Para proteger seus músicos. Disfarçados, claro; que praticar capoeira, por essa época, era crime. Aos poucos, os capoeiristas foram trocando bengalas ou cacetes (da duríssima madeira de quiri) por sombrinhas que balançavam ao ritmo da música. Trocaram também golpes de sua luta por piruetas – “passos”, assim se passou a dizer. Hoje, são mais de 120 catalogados, entre eles: abanando, caindo-nas-molas, canguru, dobradiça, ferrolho, locomotiva, parafuso (ou saca-rolha), pernada, ponta de pé e calcanhar, Saci-Pererê, tesoura (cruzada, no ar, passando a sombrinha). Como ensina Câmara Cascudo, “no mar do frevo, cada peixinho nada de seu jeito”.
Compreendendo a importância desse ritmo para nossa cultura, ele foi escolhido patrimônio imaterial da humanidade pela Unesco (em 2012). E a Prefeitura do Recife inaugurou o Paço do Frevo – um edifício de quatro andares na Praça do Arsenal, bairro do Recife Antigo. Com exposições (algumas permanentes outras temporárias), centro de documentação, curso da dança, estúdios de gravação.

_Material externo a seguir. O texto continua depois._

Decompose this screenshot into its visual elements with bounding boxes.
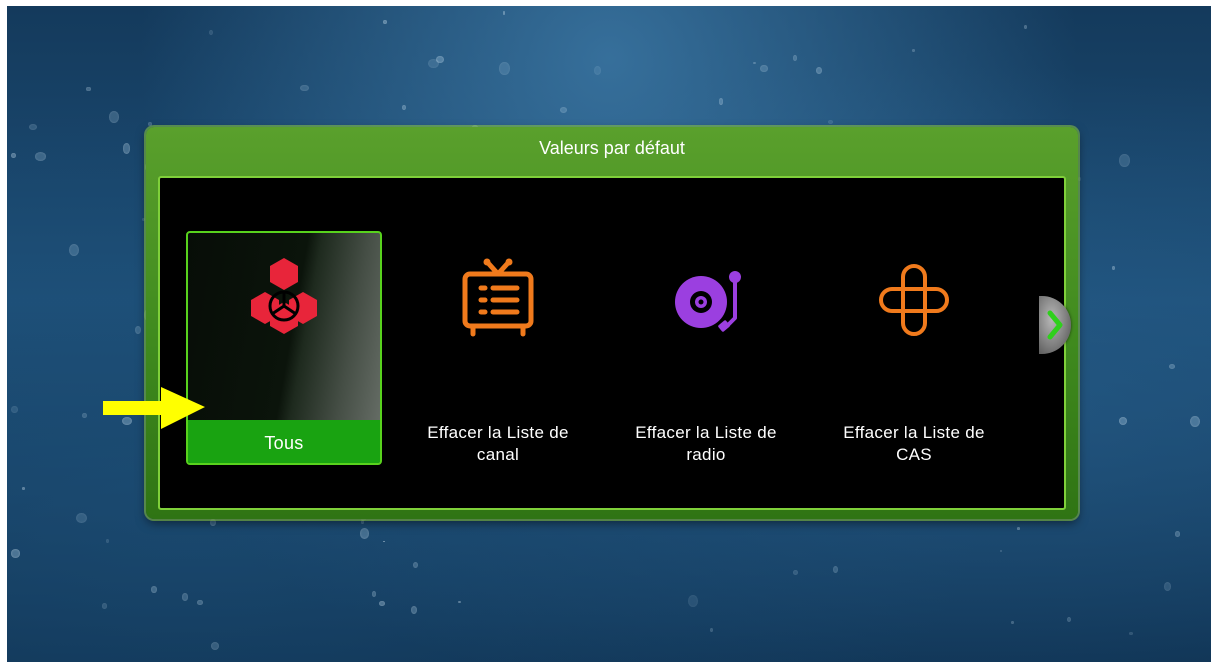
raindrop xyxy=(410,606,417,614)
raindrop xyxy=(1163,582,1172,592)
raindrop xyxy=(1024,24,1028,29)
raindrop xyxy=(1169,363,1176,369)
raindrop xyxy=(360,528,370,540)
raindrop xyxy=(76,512,87,524)
raindrop xyxy=(1066,617,1071,623)
raindrop xyxy=(718,98,724,105)
raindrop xyxy=(360,520,365,525)
raindrop xyxy=(1011,621,1014,625)
raindrop xyxy=(1078,176,1082,181)
yellow-pointer-arrow-icon xyxy=(103,387,205,429)
raindrop xyxy=(82,412,87,419)
raindrop xyxy=(22,487,26,490)
raindrop xyxy=(210,519,216,527)
raindrop xyxy=(141,217,145,221)
option-label: Effacer la Liste de CAS xyxy=(843,423,985,464)
raindrop xyxy=(710,628,714,633)
raindrop xyxy=(11,152,16,158)
raindrop xyxy=(828,120,834,125)
option-clear-radio-list[interactable]: Effacer la Liste de radio xyxy=(608,231,804,465)
raindrop xyxy=(499,61,510,76)
raindrop xyxy=(1016,527,1021,531)
raindrop xyxy=(379,601,385,607)
raindrop xyxy=(135,326,142,335)
raindrop xyxy=(428,58,439,68)
dialog-title: Valeurs par défaut xyxy=(539,138,685,158)
raindrop xyxy=(208,30,213,36)
cas-key-icon xyxy=(816,231,1012,371)
raindrop xyxy=(108,111,119,123)
tv-list-icon xyxy=(400,231,596,371)
raindrop xyxy=(792,569,798,576)
raindrop xyxy=(502,11,506,15)
raindrop xyxy=(150,585,158,593)
option-clear-channel-list[interactable]: Effacer la Liste de canal xyxy=(400,231,596,465)
raindrop xyxy=(28,123,37,131)
option-label: Effacer la Liste de canal xyxy=(427,423,569,464)
raindrop xyxy=(815,67,822,75)
option-clear-cas-list[interactable]: Effacer la Liste de CAS xyxy=(816,231,1012,465)
option-tous[interactable]: Tous xyxy=(186,231,382,465)
raindrop xyxy=(559,106,567,113)
raindrop xyxy=(458,600,462,604)
raindrop xyxy=(1119,153,1130,168)
raindrop xyxy=(383,19,388,25)
raindrop xyxy=(106,538,110,544)
raindrop xyxy=(792,55,798,62)
raindrop xyxy=(197,599,203,605)
raindrop xyxy=(413,562,419,569)
raindrop xyxy=(688,595,698,608)
raindrop xyxy=(10,548,21,558)
raindrop xyxy=(147,121,153,126)
option-label: Effacer la Liste de radio xyxy=(635,423,777,464)
raindrop xyxy=(210,641,219,650)
raindrop xyxy=(68,244,79,257)
raindrop xyxy=(383,540,386,543)
defaults-dialog: Valeurs par défaut Tous Effacer la Liste… xyxy=(146,127,1078,519)
raindrop xyxy=(11,405,18,413)
raindrop xyxy=(911,49,915,53)
raindrop xyxy=(401,105,406,110)
raindrop xyxy=(122,142,131,154)
raindrop xyxy=(181,592,189,601)
raindrop xyxy=(1118,417,1128,426)
raindrop xyxy=(760,65,768,73)
raindrop xyxy=(34,152,46,162)
hexagons-icon xyxy=(188,233,380,371)
raindrop xyxy=(999,549,1002,553)
raindrop xyxy=(371,591,377,597)
raindrop xyxy=(1129,631,1133,635)
raindrop xyxy=(300,84,309,92)
raindrop xyxy=(1189,415,1201,428)
option-label: Tous xyxy=(264,433,304,453)
raindrop xyxy=(86,86,91,92)
raindrop xyxy=(752,61,757,65)
raindrop xyxy=(102,603,108,609)
dialog-body: Tous Effacer la Liste de canal Effacer l… xyxy=(158,176,1066,510)
raindrop xyxy=(832,565,839,573)
raindrop xyxy=(1112,266,1115,270)
record-player-icon xyxy=(608,231,804,371)
raindrop xyxy=(1174,531,1181,537)
chevron-right-icon xyxy=(1047,310,1063,340)
raindrop xyxy=(594,66,602,75)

Importante lembrar, também, a culinária dessa época. Que depende da disposição de cada um. Disso já falamos em outros Carnavais. Em qualquer caso, deve-se preservar a tradição de comer filhós – prato típico do Carnaval nordestino. “Carnaval sem filhós não é Carnaval. E filhós sem Carnaval não tem sabor”, dizia mestre Gilberto Freyre (em Dona Sinhá e o filho padre). O nome vem do latim foliolum (“bolo folhado”). O doce foi introduzido, no Brasil, pelo colonizador português. Substituindo o açúcar e a canela da receita original por uma calda rala feita com açúcar. Sempre servidos em compoteiras de vidro ou de cristal, como uma espécie de reverência aos tempos coloniais.
Se é verdade que não existe pecado do lado de baixo do Equador, então tudo valeu a pena. “Peca-se muito no Carnaval? Não sei o que pesa mais diante de Deus: se excessos, aqui e ali, cometidos por foliões, ou farisaísmo e falta de caridade por parte de quem se julga melhor e mais santo por não brincar o Carnaval. Dom Hélder até aconselhava: “Brinque, meu povo querido !”. Lembrando do sabor do filhós, sem a culpa de estar praticando o pecado mortal da gula. Um pecado agradável e doce, como deveriam ser todos os pecados. E que Deus nos perdoe.